After a strong start, the production loses its way rhythmically as the plot of “The Octoroon” is jauntily sketched. The performers are in effect asked to simultaneously exist in two theatrical realms — Boucicault’s and Jacobs-Jenkins’.

This is no easy task, and the cast has mixed results. Hancock, who has the toughest challenge of playing both hero and villain, occasionally seems underpowered. But he hits full-throttle in the violent confrontation between George and M’Closky, a fight scene in which Hancock has to wrestle himself. The solitary scuffle thrillingly raises the production’s pulse.

Nagle overdoes it in the early going as Playwright and Wahnotee, but by the time he plays LaFouche, an auctioneer, he has a better handle on the cartoon dial. Mara Klein as Zoe is tragically demure in a sweet yet one-note manner. Vanessa Claire Stewart, who plays Dora, a rich Southern belle infatuated with George, and Ratts, the captain of a steamer open to buying some human chattel, works her costumes to funny effects. But the production’s scattered tone leaves everyone looking unsettled.
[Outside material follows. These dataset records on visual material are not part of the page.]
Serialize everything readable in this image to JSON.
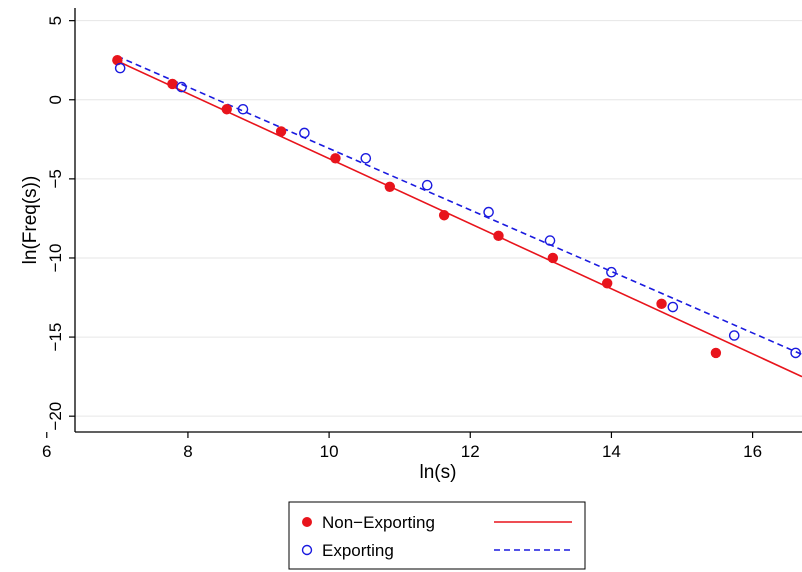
{
  "chart_data": {
    "type": "scatter",
    "title": "",
    "xlabel": "ln(s)",
    "ylabel": "ln(Freq(s))",
    "xlim": [
      6.4,
      16.7
    ],
    "ylim": [
      -21.0,
      5.8
    ],
    "x_ticks": [
      6,
      8,
      10,
      12,
      14,
      16
    ],
    "y_ticks": [
      5,
      0,
      -5,
      -10,
      -15,
      -20
    ],
    "x_tick_labels": [
      "6",
      "8",
      "10",
      "12",
      "14",
      "16"
    ],
    "y_tick_labels": [
      "5",
      "0",
      "−5",
      "−10",
      "−15",
      "−20"
    ],
    "grid": true,
    "legend_position": "bottom",
    "series": [
      {
        "name": "Non−Exporting",
        "marker": "filled-circle",
        "color": "#e8141c",
        "x": [
          7.0,
          7.78,
          8.55,
          9.32,
          10.09,
          10.86,
          11.63,
          12.4,
          13.17,
          13.94,
          14.71,
          15.48
        ],
        "y": [
          2.5,
          1.0,
          -0.6,
          -2.0,
          -3.7,
          -5.5,
          -7.3,
          -8.6,
          -10.0,
          -11.6,
          -12.9,
          -16.0
        ]
      },
      {
        "name": "Exporting",
        "marker": "hollow-circle",
        "color": "#1a1adf",
        "x": [
          7.04,
          7.91,
          8.78,
          9.65,
          10.52,
          11.39,
          12.26,
          13.13,
          14.0,
          14.87,
          15.74,
          16.61
        ],
        "y": [
          2.0,
          0.8,
          -0.6,
          -2.1,
          -3.7,
          -5.4,
          -7.1,
          -8.9,
          -10.9,
          -13.1,
          -14.9,
          -16.0
        ]
      }
    ],
    "fit_lines": [
      {
        "name": "Non−Exporting",
        "style": "solid",
        "color": "#e8141c",
        "x": [
          7.0,
          16.7
        ],
        "y": [
          2.45,
          -17.5
        ]
      },
      {
        "name": "Exporting",
        "style": "dashed",
        "color": "#1a1adf",
        "x": [
          7.0,
          16.7
        ],
        "y": [
          2.75,
          -16.1
        ]
      }
    ]
  }
}
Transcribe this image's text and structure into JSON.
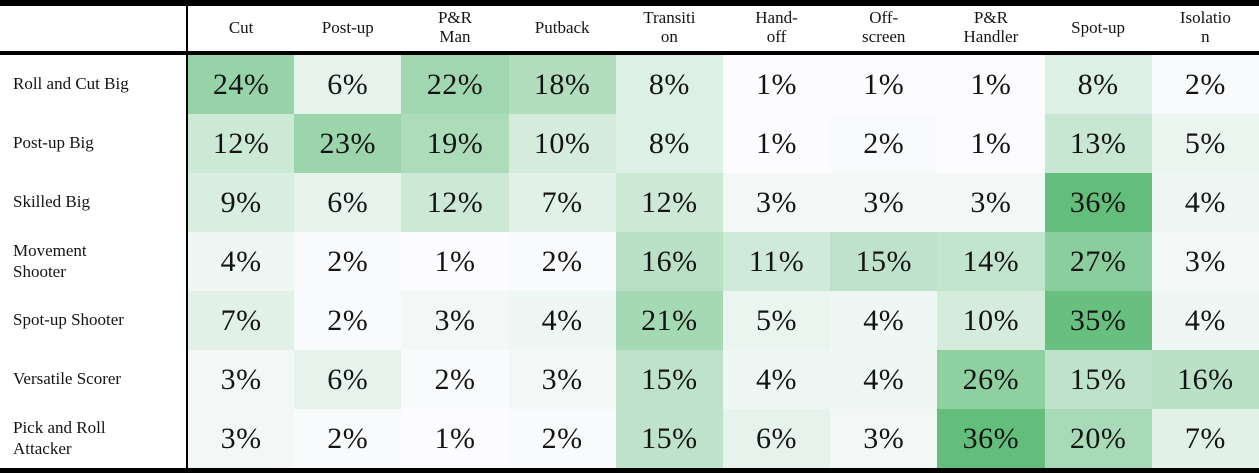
{
  "chart_data": {
    "type": "heatmap",
    "value_unit": "%",
    "columns": [
      {
        "name": "Cut",
        "display": "Cut"
      },
      {
        "name": "Post-up",
        "display": "Post-up"
      },
      {
        "name": "P&R Man",
        "display": "P&R\nMan"
      },
      {
        "name": "Putback",
        "display": "Putback"
      },
      {
        "name": "Transition",
        "display": "Transiti\non"
      },
      {
        "name": "Hand-off",
        "display": "Hand-\noff"
      },
      {
        "name": "Off-screen",
        "display": "Off-\nscreen"
      },
      {
        "name": "P&R Handler",
        "display": "P&R\nHandler"
      },
      {
        "name": "Spot-up",
        "display": "Spot-up"
      },
      {
        "name": "Isolation",
        "display": "Isolatio\nn"
      }
    ],
    "rows": [
      {
        "label": "Roll and Cut Big",
        "values": [
          24,
          6,
          22,
          18,
          8,
          1,
          1,
          1,
          8,
          2
        ]
      },
      {
        "label": "Post-up Big",
        "values": [
          12,
          23,
          19,
          10,
          8,
          1,
          2,
          1,
          13,
          5
        ]
      },
      {
        "label": "Skilled Big",
        "values": [
          9,
          6,
          12,
          7,
          12,
          3,
          3,
          3,
          36,
          4
        ]
      },
      {
        "label": "Movement\nShooter",
        "values": [
          4,
          2,
          1,
          2,
          16,
          11,
          15,
          14,
          27,
          3
        ]
      },
      {
        "label": "Spot-up Shooter",
        "values": [
          7,
          2,
          3,
          4,
          21,
          5,
          4,
          10,
          35,
          4
        ]
      },
      {
        "label": "Versatile Scorer",
        "values": [
          3,
          6,
          2,
          3,
          15,
          4,
          4,
          26,
          15,
          16
        ]
      },
      {
        "label": "Pick and Roll\nAttacker",
        "values": [
          3,
          2,
          1,
          2,
          15,
          6,
          3,
          36,
          20,
          7
        ]
      }
    ],
    "color_scale": {
      "min_value": 1,
      "max_value": 36,
      "min_color": "#FCFCFF",
      "max_color": "#63BE7B"
    },
    "layout": {
      "grid": "off",
      "borders": "horizontal rules top/header/bottom, vertical rule after row labels"
    }
  }
}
The most striking characterization is by Pam Trotter, who as Minnie, one of the enslaved workers at the house, seizes every moment of her stage time. Minnie’s banter with Kacie Rogers’ Dido and bickering with Leea Ayers’ Grace provide choral commentary with a jaded Gen X twist. The incongruous mix of modern idiom and antebellum narrative fuels the wit of Jacobs-Jenkins’ project. Minnie’s hilarious advice to Dido: “I know we slaves and evurthang, but you are not your job” captures both the madness of slavery and the stupefying cruelty.

After 17 years leading L.A.'s most important theater company, and after last year’s racial reckoning, Michael Ritchie says it’s time to pass the torch.

Scenically, this production of “An Octoroon” is limited. Naila Aladdin-Sanders’ costumes hit the right rompish note, but Frederica Nascimento’s set establishes little and Nicholas Santiago’s video gets lost in the nighttime shuffle.

The designers, however, were no doubt operating on a shoestring. Just getting the production up and running in this new outdoor playing area was miracle enough. Yet when the staging must focus attention on an image encapsulating the evil violence of America’s racist past, a picture is not just found but held for a length of time that makes it impossible to look away.

Jacobs-Jenkins knows Boucicault’s play can’t be redeemed, but he challenges us to see what’s there. Through the playful lens of theater, “An Octoroon” invites us to take a good long look at the cultural history of slavery. It isn’t pretty. Melodrama only magnifies the moral ludicrousness. But neither the absurdity nor the horror will disappear by closing our eyes.

'An Octoroon’


Where: The Fountain Theatre, 5060 Fountain Ave., L.A.
When: 7 p.m. Fridays-Mondays. (Check schedule for exceptions.) Ends Sept. 19
Info: (323) 663-1525 or www.FountainTheatre.com
Price: $25$45; Pay-What-You-Want on Monday nights, subject to availability.